Five Essential August Events in Pittsburgh
Imported improv, indie imbibing and other August attractions.
Photo by Dan Dion
In addition to choosing events for this monthly roundup, I’m in charge of selecting the happenings which appear in the Datebook section of our daily e-newsletter, The 412. Usually, I’m looking for events at the cross-section of popularity and respectability — which activities can I somewhat confidently endorse that have a modicum of mainstream appeal?
There’s a bit of science to it, usually. Other times, something just has a great name.
Like TacoMania.
I saw a Facebook event under that name, and immediately knew I wholeheartedly supported the event, no matter what it actually was. It turned out to be fully supportable anyway — a monthly gathering of taco-slinging food trucks at Strange Roots in Millvale — but it could’ve been a sewing circle at Qdoba for all I cared. Anything called TacoMania was fine by me.
The following are events which I would support regardless of what they were called. Good name or bad, the following have my endorsement. (Would that endorsement be a bit more full-throated if any of them were called TacoMania? Perhaps.)
Joe Grushecky and the Houserockers
Rivers Casino, Aug. 3
If you only see Joe Grushecky when he’s standing near Bruce Springsteen, you’re not giving Pittsburgh’s longtime rock king his due. The Asbury Park sound is alive and well in Grushecky’s lyrics and axe work, and his band consistently brings a respectable wall of Steel City muscle. This show is a great opportunity to take in one of the casino’s summer shows at its outdoor amphitheatre, the oft-overlooked venue which makes great use of riverfront real estate. It’s free, so pop onto the casino floor for a drink afterwards.
“Donnie Darko” Brew & View Screening
Row House Cinema, Aug. 15
This one came as a surprise to me: “Donnie Darko” holds up. I usually assume that movies that blew my mind in college will fail to resonate now that I’m in my 30s (let’s never revisit “Garden State,” please), but I took in the director’s cut of “Donnie Darko” a few years back and was pleasantly surprised. The longer version makes more sense out of the film’s twisty plot, and the atmosphere — haunting, ’80s-alternative soundtrack most of all — just plain works. At this screening, thematically relevant beers will be brought to your seat at various points in the film; your ticket gets you the movie and the brews.
Pittsburgh Renaissance Festival
West Newton, Pa., Aug. 18-Sept. 23
Long before you could hurl axes at walls in several dozen locations around town, you could do so at the Pittsburgh Renaissance Festival, the annual collision of fairy tale and county fair housed on a perfectly lovely patch of land in West Newton. I’ve started revisiting the quirky carnival recently, and I have three essential rules: 1) Have a beer or two early, it makes everything more entertaining; 2) A giant turkey leg is not actually a good meal, no matter how appropriate it seems for the environment; 3) Bring money, because you’re eventually going to decide you need to own a sword. (There’s no better place to buy a sword.)

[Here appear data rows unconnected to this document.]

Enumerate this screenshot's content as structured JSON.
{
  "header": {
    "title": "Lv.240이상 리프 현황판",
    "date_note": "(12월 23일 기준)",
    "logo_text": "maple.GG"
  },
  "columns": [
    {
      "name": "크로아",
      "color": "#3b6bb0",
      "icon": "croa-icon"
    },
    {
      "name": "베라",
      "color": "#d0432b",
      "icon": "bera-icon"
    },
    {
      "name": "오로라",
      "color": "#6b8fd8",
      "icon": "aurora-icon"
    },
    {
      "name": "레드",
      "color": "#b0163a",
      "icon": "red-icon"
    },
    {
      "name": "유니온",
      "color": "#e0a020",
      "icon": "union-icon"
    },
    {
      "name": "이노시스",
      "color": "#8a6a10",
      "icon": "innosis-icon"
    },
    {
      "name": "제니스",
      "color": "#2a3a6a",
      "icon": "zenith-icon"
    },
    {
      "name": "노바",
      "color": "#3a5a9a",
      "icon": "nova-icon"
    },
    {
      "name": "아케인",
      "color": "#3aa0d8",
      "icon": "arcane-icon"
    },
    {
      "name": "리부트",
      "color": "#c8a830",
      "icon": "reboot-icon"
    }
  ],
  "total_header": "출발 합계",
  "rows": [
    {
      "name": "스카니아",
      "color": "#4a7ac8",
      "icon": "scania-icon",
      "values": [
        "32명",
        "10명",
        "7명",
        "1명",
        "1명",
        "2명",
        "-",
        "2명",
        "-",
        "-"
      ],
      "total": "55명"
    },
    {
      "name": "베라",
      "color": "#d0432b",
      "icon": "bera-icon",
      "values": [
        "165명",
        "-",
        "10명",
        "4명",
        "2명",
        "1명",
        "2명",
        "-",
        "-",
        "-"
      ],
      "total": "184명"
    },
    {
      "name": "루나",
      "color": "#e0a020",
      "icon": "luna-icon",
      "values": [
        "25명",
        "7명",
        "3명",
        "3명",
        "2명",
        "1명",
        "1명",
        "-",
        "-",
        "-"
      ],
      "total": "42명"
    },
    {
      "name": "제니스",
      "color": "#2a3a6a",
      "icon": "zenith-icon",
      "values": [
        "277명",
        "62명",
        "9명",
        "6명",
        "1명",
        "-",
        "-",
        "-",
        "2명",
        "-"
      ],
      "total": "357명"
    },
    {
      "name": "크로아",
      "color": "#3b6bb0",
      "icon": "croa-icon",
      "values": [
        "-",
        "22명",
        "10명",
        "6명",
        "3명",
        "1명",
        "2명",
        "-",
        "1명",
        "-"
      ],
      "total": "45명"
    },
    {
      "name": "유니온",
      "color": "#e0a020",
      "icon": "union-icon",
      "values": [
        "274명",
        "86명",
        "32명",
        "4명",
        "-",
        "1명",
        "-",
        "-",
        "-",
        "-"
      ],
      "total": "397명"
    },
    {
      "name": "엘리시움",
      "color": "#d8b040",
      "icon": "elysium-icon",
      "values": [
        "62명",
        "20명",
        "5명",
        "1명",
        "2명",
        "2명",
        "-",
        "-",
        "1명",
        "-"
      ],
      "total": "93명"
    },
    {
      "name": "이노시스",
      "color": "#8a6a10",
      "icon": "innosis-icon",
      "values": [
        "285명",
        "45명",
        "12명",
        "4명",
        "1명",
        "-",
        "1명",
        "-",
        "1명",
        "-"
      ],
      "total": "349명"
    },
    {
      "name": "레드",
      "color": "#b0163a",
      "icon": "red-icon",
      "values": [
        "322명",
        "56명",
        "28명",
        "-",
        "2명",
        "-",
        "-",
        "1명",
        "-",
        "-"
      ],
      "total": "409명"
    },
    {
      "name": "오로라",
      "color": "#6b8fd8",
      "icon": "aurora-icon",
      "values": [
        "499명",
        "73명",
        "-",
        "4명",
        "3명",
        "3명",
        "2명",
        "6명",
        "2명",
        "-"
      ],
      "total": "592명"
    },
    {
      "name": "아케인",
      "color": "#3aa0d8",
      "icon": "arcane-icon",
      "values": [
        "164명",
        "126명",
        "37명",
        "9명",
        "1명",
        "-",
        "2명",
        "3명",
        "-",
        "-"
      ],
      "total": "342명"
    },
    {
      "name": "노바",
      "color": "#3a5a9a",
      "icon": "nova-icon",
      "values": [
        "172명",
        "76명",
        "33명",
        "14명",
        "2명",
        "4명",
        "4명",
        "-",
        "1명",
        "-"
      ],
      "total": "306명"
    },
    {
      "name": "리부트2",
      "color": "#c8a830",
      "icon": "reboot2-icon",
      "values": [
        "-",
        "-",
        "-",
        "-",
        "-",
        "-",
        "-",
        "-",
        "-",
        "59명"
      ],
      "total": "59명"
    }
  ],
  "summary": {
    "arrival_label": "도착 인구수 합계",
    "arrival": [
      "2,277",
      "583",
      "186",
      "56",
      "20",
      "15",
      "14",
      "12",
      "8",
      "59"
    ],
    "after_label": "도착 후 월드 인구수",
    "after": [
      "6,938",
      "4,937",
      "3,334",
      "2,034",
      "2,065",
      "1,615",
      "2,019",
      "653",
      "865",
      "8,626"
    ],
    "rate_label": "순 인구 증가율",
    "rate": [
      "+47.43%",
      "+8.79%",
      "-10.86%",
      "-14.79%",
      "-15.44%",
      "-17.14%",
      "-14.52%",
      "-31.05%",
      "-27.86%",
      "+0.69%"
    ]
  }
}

Pittsburgh Comedy Festival
South Side, Aug. 22-26
One of the city’s busiest comedy weekends is relocating for 2018. The former location, in the basement theater of the Stephen Foster Memorial, was a good place for intimate performances, but felt somewhat sequestered; all of this year’s performances take place at either Club Cafe or the City Theater. Headliners include comic Marina Franklin and improvisers The Cast; look for a great back-to-back pair of shows Sunday night, with featured comic Todd Barry in an 8:30 p.m. show at Club Cafe and a best-of showcase at 10 p.m. at City Theater. (Full disclosure: I’m serving as a guest judge on a pre-fest stand-up competition, but I’m not involved in the festival proper.)
Four Chord Music Festival
XTAZA Nightclub, Aug. 26
After my revelatory return to the Warped Tour last year, I shamefully skipped the punk caravan’s last-ever Pittsburgh date this summer. (While I would’ve liked to go, a slew of people ended up succumbing to heat stroke that day, so maybe I was better off.) In our Warped-less future, the ever-growing Four Chord Music Festival should serve as a nice alternative; the one-day event always brings a nice lineup of punk and ska acts from the ’90s through the present, this year headlined by Less Than Jake, Bayside and local heroes Anti-Flag. (Hopefully, they’ll eventually relocate from XTAZA, the reanimated corpse of the former Metropol.)